Tengo una amiga que navega a la perfección por las tripas de una red social especializada en la búsqueda de pareja, un ejercicio aparentemente muy de moda entre adultos solteros, divorciados y en la viudez.

Es una mujer sesentona, guapa, inteligente, profesional y sandunguera que, años después de divorciarse, ansía disfrutar de compañía. Es una experta, y el círculo de amigas nos atacamos de risa con sus cuentos y sobre todo con las estrategias que utiliza para cotejar el perfil sicológico del pretendiente de turno, no sea que se tope con una pesadilla sin vuelta atrás.

“Estás loca, es un peligro y puedes toparte con un pshyco”, le decimos horrorizadas, pero al mismo tiempo con un extraño sentido de admiración por lo valiente que es.

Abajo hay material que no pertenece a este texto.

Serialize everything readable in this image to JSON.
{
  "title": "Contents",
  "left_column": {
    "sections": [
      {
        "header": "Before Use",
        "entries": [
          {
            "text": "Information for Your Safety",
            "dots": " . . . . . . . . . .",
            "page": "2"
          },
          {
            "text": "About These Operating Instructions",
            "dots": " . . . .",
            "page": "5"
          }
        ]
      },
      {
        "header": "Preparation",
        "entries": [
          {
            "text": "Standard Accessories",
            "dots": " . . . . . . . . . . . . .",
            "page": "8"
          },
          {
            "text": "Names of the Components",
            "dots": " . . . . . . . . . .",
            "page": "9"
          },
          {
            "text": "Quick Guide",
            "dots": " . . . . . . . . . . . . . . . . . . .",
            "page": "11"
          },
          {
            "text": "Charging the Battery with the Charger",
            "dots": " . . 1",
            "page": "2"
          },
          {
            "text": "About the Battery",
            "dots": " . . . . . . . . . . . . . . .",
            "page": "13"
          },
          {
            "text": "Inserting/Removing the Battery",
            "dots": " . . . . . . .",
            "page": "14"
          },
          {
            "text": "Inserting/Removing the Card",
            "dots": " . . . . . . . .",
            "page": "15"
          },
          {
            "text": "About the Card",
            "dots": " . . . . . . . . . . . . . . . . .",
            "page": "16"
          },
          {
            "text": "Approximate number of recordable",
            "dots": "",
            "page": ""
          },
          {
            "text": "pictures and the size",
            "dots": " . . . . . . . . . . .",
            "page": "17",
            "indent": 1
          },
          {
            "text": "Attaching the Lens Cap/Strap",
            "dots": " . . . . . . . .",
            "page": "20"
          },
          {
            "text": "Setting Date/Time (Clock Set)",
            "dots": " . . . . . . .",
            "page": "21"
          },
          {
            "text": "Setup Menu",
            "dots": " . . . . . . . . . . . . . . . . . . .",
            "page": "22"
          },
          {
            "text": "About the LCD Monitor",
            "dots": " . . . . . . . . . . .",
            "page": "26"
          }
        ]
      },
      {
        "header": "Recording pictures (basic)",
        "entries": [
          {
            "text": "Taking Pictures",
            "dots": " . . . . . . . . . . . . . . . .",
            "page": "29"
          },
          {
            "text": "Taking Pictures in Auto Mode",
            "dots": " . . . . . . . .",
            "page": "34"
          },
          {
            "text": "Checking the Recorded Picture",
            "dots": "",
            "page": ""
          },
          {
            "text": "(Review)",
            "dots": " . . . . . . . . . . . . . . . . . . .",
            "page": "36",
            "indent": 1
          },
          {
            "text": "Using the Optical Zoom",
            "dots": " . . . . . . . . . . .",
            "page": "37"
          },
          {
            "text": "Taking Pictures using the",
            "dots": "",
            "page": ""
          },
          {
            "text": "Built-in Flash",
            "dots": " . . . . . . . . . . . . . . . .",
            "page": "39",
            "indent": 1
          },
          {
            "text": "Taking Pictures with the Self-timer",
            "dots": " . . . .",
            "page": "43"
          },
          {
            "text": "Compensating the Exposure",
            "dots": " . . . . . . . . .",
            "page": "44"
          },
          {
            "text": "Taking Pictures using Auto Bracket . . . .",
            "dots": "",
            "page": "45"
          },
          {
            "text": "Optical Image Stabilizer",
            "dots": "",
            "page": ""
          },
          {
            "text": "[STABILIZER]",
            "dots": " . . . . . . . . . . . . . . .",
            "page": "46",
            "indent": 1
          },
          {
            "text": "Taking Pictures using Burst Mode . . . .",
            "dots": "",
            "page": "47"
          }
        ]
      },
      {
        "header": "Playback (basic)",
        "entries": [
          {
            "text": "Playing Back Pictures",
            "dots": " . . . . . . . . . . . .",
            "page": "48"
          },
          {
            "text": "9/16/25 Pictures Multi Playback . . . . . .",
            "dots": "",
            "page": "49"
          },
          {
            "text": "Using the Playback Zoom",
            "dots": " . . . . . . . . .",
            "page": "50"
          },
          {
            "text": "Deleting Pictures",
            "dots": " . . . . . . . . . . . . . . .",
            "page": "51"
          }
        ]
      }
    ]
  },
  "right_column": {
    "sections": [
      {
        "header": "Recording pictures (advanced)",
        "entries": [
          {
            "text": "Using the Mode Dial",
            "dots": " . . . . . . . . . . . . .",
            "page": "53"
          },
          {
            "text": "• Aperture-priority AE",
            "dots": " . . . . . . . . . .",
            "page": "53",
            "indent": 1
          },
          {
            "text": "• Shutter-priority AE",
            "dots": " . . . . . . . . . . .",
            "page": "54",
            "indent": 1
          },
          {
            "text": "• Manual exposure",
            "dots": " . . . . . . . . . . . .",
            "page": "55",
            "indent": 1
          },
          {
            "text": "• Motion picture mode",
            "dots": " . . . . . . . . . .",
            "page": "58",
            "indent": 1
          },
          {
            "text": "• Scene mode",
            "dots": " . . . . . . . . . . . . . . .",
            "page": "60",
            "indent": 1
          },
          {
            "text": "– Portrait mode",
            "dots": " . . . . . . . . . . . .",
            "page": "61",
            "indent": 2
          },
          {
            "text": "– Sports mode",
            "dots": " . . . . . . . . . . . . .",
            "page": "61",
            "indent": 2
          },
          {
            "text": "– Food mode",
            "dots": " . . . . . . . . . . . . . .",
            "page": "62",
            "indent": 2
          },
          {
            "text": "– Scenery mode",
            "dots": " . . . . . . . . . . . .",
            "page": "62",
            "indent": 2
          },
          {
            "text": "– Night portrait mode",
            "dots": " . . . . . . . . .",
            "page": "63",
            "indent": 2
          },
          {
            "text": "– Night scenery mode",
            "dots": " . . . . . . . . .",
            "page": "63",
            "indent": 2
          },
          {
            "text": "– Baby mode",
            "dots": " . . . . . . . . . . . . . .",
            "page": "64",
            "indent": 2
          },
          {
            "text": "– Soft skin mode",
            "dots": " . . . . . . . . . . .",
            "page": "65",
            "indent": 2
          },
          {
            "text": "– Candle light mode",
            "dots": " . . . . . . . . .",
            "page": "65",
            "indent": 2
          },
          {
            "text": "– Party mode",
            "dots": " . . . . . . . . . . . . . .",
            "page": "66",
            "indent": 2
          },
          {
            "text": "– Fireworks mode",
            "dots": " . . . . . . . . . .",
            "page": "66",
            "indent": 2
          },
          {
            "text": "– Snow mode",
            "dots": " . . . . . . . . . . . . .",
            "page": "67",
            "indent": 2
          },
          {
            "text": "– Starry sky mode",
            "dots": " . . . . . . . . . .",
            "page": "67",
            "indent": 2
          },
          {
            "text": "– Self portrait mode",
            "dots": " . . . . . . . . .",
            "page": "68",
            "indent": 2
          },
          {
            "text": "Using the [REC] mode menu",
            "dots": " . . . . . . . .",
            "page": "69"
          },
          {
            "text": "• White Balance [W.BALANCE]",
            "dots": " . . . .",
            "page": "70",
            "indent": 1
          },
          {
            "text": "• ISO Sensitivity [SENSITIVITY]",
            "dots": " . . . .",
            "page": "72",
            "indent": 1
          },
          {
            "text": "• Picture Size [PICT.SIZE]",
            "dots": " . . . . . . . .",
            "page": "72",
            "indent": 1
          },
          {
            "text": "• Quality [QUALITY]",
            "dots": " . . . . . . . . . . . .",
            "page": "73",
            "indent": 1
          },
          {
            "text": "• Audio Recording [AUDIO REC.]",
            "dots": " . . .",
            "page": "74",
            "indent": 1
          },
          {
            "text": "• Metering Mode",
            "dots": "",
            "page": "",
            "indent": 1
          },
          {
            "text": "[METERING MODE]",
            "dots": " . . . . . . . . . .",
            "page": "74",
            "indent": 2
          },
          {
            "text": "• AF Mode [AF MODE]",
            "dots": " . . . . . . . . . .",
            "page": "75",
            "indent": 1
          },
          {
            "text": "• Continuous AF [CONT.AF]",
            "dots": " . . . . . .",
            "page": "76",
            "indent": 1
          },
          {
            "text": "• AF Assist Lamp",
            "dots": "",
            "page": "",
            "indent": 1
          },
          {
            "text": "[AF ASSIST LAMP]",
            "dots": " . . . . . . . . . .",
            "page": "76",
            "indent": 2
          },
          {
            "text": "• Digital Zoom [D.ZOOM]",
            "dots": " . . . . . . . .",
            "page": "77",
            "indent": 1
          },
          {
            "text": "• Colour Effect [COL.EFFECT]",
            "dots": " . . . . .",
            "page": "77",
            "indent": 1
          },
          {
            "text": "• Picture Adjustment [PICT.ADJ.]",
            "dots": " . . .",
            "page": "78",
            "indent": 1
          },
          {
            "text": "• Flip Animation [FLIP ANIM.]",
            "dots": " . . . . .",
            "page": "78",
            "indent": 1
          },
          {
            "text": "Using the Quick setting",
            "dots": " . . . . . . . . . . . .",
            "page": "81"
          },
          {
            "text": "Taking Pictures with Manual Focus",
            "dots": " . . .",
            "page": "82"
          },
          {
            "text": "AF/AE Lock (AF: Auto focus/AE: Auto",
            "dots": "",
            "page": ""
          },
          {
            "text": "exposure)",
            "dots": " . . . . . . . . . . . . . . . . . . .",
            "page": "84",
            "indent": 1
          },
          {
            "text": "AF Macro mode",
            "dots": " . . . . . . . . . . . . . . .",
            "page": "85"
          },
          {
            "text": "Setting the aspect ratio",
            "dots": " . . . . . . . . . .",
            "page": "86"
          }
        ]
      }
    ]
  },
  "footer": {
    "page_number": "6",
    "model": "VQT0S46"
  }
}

Ella nos tranquiliza informándonos que antes de aceptar una cita, siempre de día, en un lugar seguro y con Plan A y Plan B por si las moscas, vira el perfil del susodicho al derecho y al revés, sostiene largas conversaciones telefónicas con el oído aguzado para cualquier detalle extraño que se le zafe y realiza una búsqueda intensa y profunda por las plataformas de seguridad. O sea, que hace un “single”, un “doublé” y hasta un “triple background check”.

Como tantísimas mujeres, ella ya vivió el gran amor de su vida, ese que te produce un enamoramiento al punto de lo ridículo, con mariposas y cuanta libélula existe volando desenfrenadamente desde el estómago hasta el corazón.

Pero la soledad es dura, especialmente cuando se va entrando en cierta etapa, se sienten ganas de vivir y se tienen metas por lograr. No se trata exclusivamente de sexo, de citas bajo las sábanas, revolcones enmarañados y besos apasionados. Tampoco de relaciones estrictas y formales. Buscan un novio, una pareja, un compañero. Tú allá, yo acá y cuando así lo querramos, nos juntamos. Sin obligaciones, sin pretensiones excepto la de compartir un sentimiento nuevo, comprometido, pero no amarrado, el abrazo solidario, las conversaciones con vino o café, de disfrutar de la playa, de la lluvia, de los paseos por el campo y hasta de un domingo de bacalaítos y alcapurrias.

Y en el sentido menos poético, pero realista, la mano que te agarra fuerte durante el azote de un huracán y otros miedos, la colaboración en las tareas del hogar, y por ahí pa’ bajo.

La soledad aprieta a miles de seres. Es dura, física y emocional. Algunos la escogen porque la libertad y el desamarre les sienta de maravilla. Atrás quedaron las responsabilidades y de frente aparecen las aventuras. Viven felices.

Otros, me atrevería a decir que los más, sienten una necesidad honda y asfixiante de contar con alguien al lado mientras se atraviesa la madurez y la vejez, etapa que puede ser sabrosa y excitante, pero en su caso, triste y desafiante.

En Puerto Rico, según una encuesta que encontré, 310,500 personas viven solas y el 60% son mujeres, 51% de ellas entre los 60 y 79 años. Teniendo los datos de frente, me resulta imposible criticar a las que, como esa mujer que conozco, invierten tiempo y energía en recorrer los vericuetos de las plataformas que ofrecen alternativas.

Supongo que, en el peor de los casos, por lo menos reirán a carcajadas en el proceso de hurgar y ver -en la mesa de un almuerzo con sus amigas- los prospectos que les aparecen. Y la risa, con o sin novio, siempre es una buena compañía.